If we don’t have thoughts, what is there? What’s the point in it all?

Lama:

When you have confidence in the spacious unchanging nature, and thoughts are passing and are nothing in themselves, you can gradually come to recognise that everything that appears including thoughts are a joyful play in the space of awareness.

So there doesn’t have to be a point to it as such – it’s all delightful, and that joyousness is the point. And all true knowledge and power to help others comes from there – that space has all the Buddha Qualities and over time that becomes more and more obvious quite naturally.

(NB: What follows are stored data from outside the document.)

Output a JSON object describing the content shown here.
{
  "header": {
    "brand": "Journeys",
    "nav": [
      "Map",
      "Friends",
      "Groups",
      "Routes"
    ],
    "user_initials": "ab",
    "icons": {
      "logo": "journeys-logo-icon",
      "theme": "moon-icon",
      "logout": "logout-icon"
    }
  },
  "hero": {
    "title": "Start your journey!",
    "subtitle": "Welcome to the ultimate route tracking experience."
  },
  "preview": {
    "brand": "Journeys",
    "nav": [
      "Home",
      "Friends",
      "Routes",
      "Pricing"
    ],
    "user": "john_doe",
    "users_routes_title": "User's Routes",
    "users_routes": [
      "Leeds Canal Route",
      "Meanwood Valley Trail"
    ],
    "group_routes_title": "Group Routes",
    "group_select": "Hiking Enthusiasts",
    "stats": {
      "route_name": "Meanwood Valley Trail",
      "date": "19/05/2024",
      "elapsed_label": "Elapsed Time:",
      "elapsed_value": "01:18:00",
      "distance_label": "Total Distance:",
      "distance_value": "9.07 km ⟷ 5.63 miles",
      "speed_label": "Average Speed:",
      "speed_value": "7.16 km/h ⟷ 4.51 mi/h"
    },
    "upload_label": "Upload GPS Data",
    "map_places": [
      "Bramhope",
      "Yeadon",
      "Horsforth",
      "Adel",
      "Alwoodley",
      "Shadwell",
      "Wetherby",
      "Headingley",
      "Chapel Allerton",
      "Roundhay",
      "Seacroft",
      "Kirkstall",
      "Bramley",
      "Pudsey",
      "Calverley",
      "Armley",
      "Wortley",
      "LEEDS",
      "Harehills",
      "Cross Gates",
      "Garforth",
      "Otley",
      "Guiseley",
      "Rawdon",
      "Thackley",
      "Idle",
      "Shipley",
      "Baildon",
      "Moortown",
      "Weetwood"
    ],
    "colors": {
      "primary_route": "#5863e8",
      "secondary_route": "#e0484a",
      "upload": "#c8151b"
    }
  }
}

So there is much to look forward to – right there within yourself – it’s waiting to be discovered. Even discovering just a little bit is already great – and the more you discover the greater it is, exponentially!

Lama Shenpen Hookham

(1) Guardians refer to one of the component principles of ‘Mandala Principle’. All of our experience can be thought of as the manifestation of mandalas, a word that means any structure that has a centre and periphery. Mandala Principle is taught as part of Lama Shenpen’s Living the Awakened Heart Training.

(2) Heart Wish – is the chitta – the seat of our deepest longings and sense of truth. We only need to link into our deepest Heart Wish to Awaken and to Awaken others. It is taken as a separate theme within the Living the Awakened Heart Training to enable us to explore aspects of our life experience in more depth.